Edwards has been involved in A Christmas Carol just as long, playing various roles over the years, each of which has presented its own set of challenges. But, he says, the one assignment he longed for was Scrooge — a role that another actor had been playing for years. “He was wonderful in it, but I always thought I’d do it differently,” Edwards remembers.

How? He explains, “I have a principal in my acting: If the character I am playing were to walk into the back of the theater and watch me perform him, would he be insulted? Scrooge is an easy guy to sacrifice to comedy. He’s a cranky old guy and he’s pathetically out of date and everybody knows he’s a stupid miser and that miserliness is stupidity.”

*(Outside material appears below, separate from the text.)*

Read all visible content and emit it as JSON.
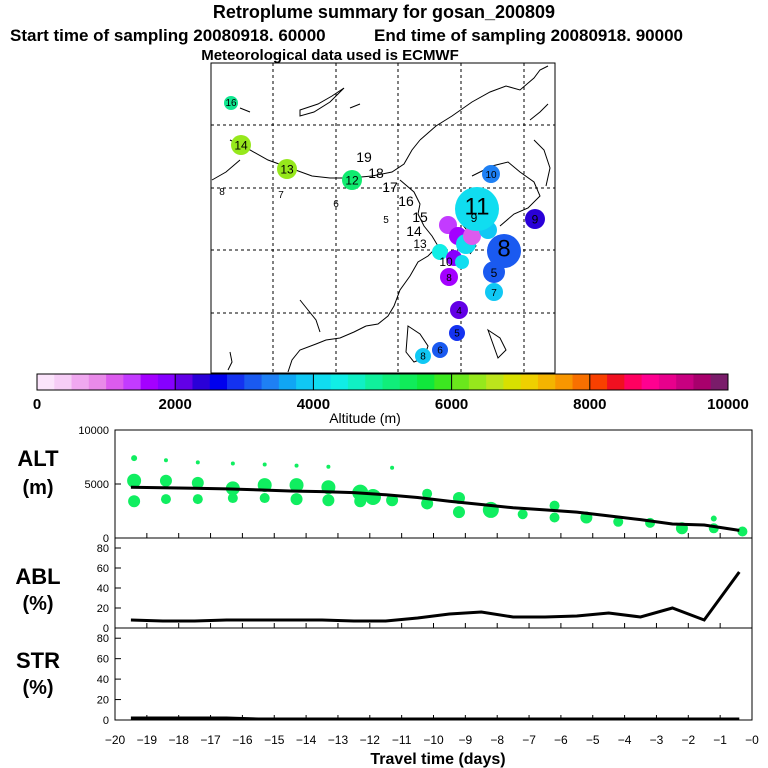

Edwards’ approach, though, is to play Ebenezer Scrooge not as a caricature of miserliness, but as someone very human and very familiar. “The gist of the role is that all of us have in us the possibility, if not the habit, of responding to the scary world by hoarding or closing or protecting, whether it’s our emotional lives or our monetary life,” he says. “Fear gives us an option — we can either embrace the world and its insecurities or do what Dickens and I consider the fruitless option of trying to protect ourselves and make ourselves more secure.

“But we’re not secure,” he continues, referring to the current financial troubles plaguing our nation. Edwards notes that Scrooge’s answers to the insecurities of his own time were rational, accepted answers —  ones that many people would have agreed with. But Dickens cuts through these answers and reminds us that the things we hold on to for safety have no power to keep us safe. Quite the contrary.

For Scrooge, Edwards says, “Every choice he’s made to make himself secure has made him less himself, less human, less connected.” The magic of the story is not that someone comes in and makes Scrooge see reason. Instead, the characters come into his dream. Scrooge is actually telling himself these things; he’s reconnecting with himself.

Dickens wrote a tale that could be just a piece of propaganda advocating social involvement, but it’s much more. The writer loved his characters, and he believed in the possibility of redemption from their foolishness. “And that sentiment, that point of view, really resonates with me and expresses itself in my approach to the role,” Edwards says.

Playing one character for so long — at least 20 performances each year for 10 years, not to mention rehearsals — could lead to complacency. How does this veteran actor avoid that?

First, he says, he realizes how lucky he is. “Knowing how many wonderful actors are looking for work at any given time, it is incumbent upon me that if I’m getting paid to act, I do the best possible job I can,” he says.

Second, in every rehearsal and performance, he works to stay engaged and present in each scene — which can be dangerous. Edwards recalls one instance when a fellow actor’s performance was so sweet and innocent that it literally took his breath away; he was so moved that he couldn’t continue. But the risks involved in being so engaged are worthwhile to Edwards mainly for the magic that such moments give to both actors and audience.

“Who knows,” he says. “Today we may hear the angels sing.”